Each of these rules can be encoded digitally and applied if and as necessary by the robot, and natural selection can do the same. Indeed, something essentially the same as the stop-and-back-off-the-stairs rule is programmed by the fear response in animals and humans. For example, it makes crawling babies who have never been taught to do so stop and back off from an unexpectedly encountered cliff edge (below) in much the same way that robot vacuum cleaners do. And of course, what will work with fear of cliff edges will work with a lot of other things that natural selection can program into organisms, such as fear of darkness, strangers, wild animals, fire, etc.

Wikimedia Commons
Source: Wikimedia Commons

Nor is this all.

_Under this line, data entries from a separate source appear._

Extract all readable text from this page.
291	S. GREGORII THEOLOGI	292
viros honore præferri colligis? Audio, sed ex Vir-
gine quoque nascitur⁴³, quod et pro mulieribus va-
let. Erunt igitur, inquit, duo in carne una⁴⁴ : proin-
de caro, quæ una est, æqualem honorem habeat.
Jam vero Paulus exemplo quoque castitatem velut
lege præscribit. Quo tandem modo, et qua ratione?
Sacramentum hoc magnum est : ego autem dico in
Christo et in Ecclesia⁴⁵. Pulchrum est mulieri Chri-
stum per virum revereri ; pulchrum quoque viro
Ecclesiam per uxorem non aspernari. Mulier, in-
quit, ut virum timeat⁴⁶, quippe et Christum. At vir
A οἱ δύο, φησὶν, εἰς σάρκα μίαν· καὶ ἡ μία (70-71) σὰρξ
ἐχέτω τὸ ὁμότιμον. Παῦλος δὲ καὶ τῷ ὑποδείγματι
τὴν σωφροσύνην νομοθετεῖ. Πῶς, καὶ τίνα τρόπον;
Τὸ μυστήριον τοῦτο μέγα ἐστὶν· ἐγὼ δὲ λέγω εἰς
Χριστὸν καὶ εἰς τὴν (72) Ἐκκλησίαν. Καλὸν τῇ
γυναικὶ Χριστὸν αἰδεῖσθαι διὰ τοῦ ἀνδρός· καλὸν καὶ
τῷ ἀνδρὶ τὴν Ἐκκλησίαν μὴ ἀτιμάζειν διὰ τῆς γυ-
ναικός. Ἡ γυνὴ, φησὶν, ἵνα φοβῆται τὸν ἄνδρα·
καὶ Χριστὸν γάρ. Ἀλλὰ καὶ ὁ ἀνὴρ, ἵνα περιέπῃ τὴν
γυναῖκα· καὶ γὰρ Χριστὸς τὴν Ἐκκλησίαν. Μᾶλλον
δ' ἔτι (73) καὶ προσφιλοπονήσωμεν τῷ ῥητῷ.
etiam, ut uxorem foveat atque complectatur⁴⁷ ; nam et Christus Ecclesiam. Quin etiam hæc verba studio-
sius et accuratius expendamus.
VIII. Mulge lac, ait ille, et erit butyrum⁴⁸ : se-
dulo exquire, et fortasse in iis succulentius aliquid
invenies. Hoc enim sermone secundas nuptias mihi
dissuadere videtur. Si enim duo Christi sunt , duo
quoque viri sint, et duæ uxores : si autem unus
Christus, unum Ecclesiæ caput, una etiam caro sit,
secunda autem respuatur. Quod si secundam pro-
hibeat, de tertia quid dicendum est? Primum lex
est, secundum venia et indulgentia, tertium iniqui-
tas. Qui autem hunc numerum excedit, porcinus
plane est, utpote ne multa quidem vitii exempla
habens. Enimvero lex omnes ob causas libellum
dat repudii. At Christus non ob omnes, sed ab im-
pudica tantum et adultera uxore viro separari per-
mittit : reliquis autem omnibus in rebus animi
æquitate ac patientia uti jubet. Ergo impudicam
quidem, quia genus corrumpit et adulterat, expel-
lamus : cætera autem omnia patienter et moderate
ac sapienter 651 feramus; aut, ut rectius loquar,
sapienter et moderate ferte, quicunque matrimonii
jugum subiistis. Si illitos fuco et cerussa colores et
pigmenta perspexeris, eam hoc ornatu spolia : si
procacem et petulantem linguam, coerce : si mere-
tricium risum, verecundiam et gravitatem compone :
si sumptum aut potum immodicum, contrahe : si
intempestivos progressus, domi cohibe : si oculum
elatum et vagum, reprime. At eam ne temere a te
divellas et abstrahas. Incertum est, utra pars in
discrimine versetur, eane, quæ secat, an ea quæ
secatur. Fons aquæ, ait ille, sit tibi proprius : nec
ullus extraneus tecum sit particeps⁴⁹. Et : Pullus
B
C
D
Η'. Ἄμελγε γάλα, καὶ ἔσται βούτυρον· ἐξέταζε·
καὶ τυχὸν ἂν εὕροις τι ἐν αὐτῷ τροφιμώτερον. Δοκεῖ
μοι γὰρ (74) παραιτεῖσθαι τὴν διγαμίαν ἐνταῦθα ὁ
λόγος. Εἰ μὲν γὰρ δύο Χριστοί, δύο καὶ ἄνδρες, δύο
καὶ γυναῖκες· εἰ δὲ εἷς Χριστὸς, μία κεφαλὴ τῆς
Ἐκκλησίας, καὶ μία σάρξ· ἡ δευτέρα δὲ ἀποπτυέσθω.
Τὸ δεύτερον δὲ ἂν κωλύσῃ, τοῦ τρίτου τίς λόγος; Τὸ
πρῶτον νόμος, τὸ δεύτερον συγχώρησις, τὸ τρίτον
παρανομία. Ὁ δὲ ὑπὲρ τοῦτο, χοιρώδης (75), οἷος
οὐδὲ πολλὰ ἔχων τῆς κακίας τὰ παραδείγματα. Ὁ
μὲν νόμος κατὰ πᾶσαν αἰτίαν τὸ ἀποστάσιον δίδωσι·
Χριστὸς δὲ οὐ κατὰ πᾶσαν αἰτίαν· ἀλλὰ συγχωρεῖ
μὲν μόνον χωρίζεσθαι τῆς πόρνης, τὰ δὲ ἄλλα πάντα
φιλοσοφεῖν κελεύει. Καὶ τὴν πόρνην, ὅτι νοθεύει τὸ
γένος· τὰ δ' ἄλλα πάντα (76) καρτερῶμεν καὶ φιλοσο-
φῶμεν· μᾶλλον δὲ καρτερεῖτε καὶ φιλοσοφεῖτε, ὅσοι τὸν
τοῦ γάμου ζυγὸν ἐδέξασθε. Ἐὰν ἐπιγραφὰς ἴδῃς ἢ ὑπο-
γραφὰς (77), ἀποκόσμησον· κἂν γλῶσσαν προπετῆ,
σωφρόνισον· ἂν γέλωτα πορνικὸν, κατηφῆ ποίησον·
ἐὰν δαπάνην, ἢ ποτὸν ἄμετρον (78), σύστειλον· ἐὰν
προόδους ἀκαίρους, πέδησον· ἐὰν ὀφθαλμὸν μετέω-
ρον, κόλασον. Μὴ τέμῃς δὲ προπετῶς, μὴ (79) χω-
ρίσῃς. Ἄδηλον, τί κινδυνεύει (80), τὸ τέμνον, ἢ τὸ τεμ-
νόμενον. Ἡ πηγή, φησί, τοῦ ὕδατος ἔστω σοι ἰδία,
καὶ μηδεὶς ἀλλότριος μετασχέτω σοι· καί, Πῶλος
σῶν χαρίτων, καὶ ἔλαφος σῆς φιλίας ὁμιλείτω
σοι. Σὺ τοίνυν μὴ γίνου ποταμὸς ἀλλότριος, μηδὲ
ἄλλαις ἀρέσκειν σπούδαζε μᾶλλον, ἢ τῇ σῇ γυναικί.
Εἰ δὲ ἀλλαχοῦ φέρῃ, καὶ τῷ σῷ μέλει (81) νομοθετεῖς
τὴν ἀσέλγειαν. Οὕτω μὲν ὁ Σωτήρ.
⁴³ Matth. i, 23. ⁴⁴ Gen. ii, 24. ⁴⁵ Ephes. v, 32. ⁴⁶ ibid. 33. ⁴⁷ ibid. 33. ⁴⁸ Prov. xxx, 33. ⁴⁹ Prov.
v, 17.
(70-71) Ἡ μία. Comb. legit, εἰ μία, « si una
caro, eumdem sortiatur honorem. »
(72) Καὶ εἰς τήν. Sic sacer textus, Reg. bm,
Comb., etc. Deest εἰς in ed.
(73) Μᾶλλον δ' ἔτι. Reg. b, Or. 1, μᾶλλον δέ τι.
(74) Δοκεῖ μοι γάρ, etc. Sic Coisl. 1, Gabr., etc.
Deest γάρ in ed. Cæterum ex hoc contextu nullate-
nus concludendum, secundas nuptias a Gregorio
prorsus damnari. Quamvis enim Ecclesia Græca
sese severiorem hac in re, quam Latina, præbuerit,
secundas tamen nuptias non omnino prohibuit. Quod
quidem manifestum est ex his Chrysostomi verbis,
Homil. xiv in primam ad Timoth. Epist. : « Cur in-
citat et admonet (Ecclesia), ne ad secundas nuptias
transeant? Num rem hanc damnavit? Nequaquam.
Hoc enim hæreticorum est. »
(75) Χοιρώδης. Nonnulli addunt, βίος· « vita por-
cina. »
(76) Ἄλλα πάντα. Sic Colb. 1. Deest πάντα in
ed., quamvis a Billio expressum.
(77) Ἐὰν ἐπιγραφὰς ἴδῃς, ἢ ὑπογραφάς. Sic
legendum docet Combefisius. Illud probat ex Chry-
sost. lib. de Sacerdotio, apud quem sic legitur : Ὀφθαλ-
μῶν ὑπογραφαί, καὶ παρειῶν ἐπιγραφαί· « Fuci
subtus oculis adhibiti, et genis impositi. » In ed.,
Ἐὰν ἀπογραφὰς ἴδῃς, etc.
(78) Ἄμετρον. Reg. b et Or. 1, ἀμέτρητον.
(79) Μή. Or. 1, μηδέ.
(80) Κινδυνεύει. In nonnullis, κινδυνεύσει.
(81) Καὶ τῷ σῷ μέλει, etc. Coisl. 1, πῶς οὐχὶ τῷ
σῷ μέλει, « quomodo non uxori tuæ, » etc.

The low-battery-return-to-base-and-recharge rule has an equivalent in what we call “feeling tired,” and the if-stuck-call-for-help-then-switch-off-and-wait rule is something like what happens when people get depressed.

OK, these rules are a little more complicated in the human case perhaps. But my point is that there is no reason why, if free-ranging robot vacuum cleaners can be programmed this way by software engineers, comparable free-ranging organisms cannot be similarly programmed by their DNA.

A prime case in human beings is to be found in things like the pleasure/pain mechanism. This simply associates behavior favorable to the organism’s survival and reproductive success with pleasurable sensations and behavior detrimental to the same with pain. Evolution can also program organisms’ brains to learn the right lessons quickly where serious threats to survival are concerned. For example, lab-reared monkeys have no fear of snakes, but can become as fearful as wild ones after one exposure to the fear-reaction of a wild monkey to a snake. However, lab reared monkeys cannot be conditioned in the same way to fear flowers.

Combined with the pleasure/pain and other similar mechanisms—such as those involved in choice of mate or social behavior—built-in behavioral biases of this kind can produce complex adaptive behavior well able to serve the organism’s survival and reproductive success in the vast majority of cases. The epigenesis of behavior is as simple as that! DNA cannot directly control behavior in real-time, but it can generate it according to simple rules in much the same way that robots can be programmed to clean your floors.

(With thanks and acknowledgement to my iRobot® Roomba® 770 robot.)